Relativ frisch und voller Tatendrang treffen wir uns am Bahnhof Lichtenrade. Wir kaufen Verpflegung für unterwegs und gönnen uns noch einen letzten Kaffee. Es geht weiter auf dem fahrradwegbreiten Kolonnenweg. Nach wenigen Kilometern treffen wir Hans, der ein Stück mit uns läuft und uns die markanten Stellen des Mauerwegs zeigt. Besonders malerisch ist die Kirschbaumallee, in der 800 Kirschbäume ihre Blütenpracht gerade entfalten. Nach 13 Kilometern denkt Hans für einen kurzen Moment laut darüber nach, ein Eiscafe aufzusuchen – und schon sitzen wir drin und schlemmen ein wenig.
Danach erklärt uns Hans, wie wir zurück auf den Mauerweg kommen und verabschiedet sich von uns.
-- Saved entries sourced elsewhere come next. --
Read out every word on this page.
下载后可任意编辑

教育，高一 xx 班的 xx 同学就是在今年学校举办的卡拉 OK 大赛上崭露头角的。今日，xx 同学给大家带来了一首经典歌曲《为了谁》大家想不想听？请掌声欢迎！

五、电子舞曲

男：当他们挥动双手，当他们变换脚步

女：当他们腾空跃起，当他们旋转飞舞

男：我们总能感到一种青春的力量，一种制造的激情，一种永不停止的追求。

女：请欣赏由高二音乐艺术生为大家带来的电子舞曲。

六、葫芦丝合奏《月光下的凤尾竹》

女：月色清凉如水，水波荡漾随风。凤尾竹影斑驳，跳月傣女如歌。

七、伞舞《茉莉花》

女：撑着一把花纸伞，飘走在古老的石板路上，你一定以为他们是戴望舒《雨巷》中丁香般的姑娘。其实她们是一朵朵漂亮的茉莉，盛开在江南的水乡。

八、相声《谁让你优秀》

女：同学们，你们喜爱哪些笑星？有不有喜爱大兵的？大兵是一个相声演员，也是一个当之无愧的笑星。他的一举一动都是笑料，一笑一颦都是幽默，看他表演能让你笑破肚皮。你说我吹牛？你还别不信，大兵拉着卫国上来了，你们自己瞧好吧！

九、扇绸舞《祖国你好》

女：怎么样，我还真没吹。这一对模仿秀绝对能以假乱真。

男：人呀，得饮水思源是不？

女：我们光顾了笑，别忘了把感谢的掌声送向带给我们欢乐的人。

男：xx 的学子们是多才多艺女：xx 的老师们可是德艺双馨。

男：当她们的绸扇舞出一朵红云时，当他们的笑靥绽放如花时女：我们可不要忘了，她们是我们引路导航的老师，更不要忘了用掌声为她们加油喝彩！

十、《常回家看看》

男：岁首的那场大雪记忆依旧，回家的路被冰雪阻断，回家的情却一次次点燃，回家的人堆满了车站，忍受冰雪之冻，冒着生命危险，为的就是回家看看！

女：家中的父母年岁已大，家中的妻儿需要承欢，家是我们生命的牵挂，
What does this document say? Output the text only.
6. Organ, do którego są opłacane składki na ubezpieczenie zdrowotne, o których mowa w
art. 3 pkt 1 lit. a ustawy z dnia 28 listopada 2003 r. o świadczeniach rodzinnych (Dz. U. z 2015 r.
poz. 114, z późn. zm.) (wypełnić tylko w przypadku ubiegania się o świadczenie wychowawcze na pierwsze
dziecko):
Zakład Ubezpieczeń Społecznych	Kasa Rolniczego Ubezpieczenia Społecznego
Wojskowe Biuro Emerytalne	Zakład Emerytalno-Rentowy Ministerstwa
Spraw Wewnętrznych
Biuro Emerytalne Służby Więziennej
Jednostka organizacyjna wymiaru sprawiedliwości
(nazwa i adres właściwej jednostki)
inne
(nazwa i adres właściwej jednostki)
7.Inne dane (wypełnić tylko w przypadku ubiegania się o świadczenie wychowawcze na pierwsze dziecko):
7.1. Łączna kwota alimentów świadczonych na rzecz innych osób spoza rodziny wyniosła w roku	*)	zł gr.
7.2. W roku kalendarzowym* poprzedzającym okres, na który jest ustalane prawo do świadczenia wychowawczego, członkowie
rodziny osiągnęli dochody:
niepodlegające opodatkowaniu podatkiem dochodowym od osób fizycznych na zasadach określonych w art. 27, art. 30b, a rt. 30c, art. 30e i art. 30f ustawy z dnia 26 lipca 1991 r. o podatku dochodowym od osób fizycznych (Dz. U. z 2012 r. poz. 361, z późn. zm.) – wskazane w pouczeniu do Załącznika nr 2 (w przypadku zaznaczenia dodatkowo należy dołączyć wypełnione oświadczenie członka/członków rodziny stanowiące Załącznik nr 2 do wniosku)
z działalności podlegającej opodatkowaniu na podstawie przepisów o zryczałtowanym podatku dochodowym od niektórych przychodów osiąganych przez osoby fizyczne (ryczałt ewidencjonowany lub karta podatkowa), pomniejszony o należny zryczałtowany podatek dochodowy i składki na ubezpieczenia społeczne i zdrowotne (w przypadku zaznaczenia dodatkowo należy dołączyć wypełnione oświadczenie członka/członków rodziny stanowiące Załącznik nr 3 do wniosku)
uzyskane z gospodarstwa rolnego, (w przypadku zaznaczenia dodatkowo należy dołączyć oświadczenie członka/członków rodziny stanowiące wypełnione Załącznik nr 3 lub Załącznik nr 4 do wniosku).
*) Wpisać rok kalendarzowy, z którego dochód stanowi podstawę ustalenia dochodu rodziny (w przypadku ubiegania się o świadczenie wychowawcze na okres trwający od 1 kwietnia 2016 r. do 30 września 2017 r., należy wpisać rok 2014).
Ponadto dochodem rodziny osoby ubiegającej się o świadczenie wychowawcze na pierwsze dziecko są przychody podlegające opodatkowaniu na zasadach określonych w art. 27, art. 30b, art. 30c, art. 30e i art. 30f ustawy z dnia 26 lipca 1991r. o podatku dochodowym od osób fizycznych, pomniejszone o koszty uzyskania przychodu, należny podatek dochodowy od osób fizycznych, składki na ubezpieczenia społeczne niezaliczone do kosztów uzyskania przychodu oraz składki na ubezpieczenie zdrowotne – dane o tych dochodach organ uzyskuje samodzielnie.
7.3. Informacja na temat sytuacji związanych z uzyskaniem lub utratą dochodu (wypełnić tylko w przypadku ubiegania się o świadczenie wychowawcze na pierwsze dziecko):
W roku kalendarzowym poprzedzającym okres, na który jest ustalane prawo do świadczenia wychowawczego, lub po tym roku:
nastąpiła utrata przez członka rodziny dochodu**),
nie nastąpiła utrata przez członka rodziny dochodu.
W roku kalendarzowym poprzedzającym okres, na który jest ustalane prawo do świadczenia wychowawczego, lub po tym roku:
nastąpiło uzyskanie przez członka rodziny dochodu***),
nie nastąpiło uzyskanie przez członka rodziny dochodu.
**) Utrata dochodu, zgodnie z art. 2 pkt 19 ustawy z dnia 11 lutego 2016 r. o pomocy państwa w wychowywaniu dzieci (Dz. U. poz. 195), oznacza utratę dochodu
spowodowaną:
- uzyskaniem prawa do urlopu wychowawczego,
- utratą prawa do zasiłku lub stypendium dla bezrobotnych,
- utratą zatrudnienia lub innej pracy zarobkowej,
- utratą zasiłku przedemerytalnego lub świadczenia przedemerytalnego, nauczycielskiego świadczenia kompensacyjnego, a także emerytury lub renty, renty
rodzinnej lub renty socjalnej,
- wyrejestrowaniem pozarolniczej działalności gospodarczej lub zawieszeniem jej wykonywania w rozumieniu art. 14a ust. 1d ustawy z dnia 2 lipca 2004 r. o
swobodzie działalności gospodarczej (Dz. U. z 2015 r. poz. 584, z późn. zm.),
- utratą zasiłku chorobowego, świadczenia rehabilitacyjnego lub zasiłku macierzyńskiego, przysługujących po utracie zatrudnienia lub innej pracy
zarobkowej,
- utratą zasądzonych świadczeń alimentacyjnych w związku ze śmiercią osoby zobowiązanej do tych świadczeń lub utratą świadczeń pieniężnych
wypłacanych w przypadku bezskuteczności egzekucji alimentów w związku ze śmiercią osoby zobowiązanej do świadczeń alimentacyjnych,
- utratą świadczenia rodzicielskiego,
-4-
Es hat großen Spaß gemacht, mit einem so humorvollen und angenehmen Gesprächspartner einen Teil des Weges zurückzulegen. Es geht weiter am Teltowkanal entlang. An dieser Stelle gibt es an beiden Seiten des Weges Wohnbebauung. Wir durchqueren einen Wald und überqueren die Autobahn am ehemaligen Grenzkontrollpunkt Dreilinden. Dann erreichen wir Babelsberg. Am Griebnitzsee machen wir eine ausgedehnte Rast und sichten erst einmal unsere kleineren und größeren Blessuren. Martins Füße sind zart wie die Füße eines Neugeborenen, meine Füße sind durch die porösen Laufschuhe schwarz wie die Nacht, aber ohne sichtbare Wunden, Eddi hat sich ein paar Blasen unterschiedlicher Größe gelaufen. Mir geht durch den Kopf, dass es sehr schade wäre, wenn sie den Mauerwalk wegen dieser Blessuren abbrechen müsste.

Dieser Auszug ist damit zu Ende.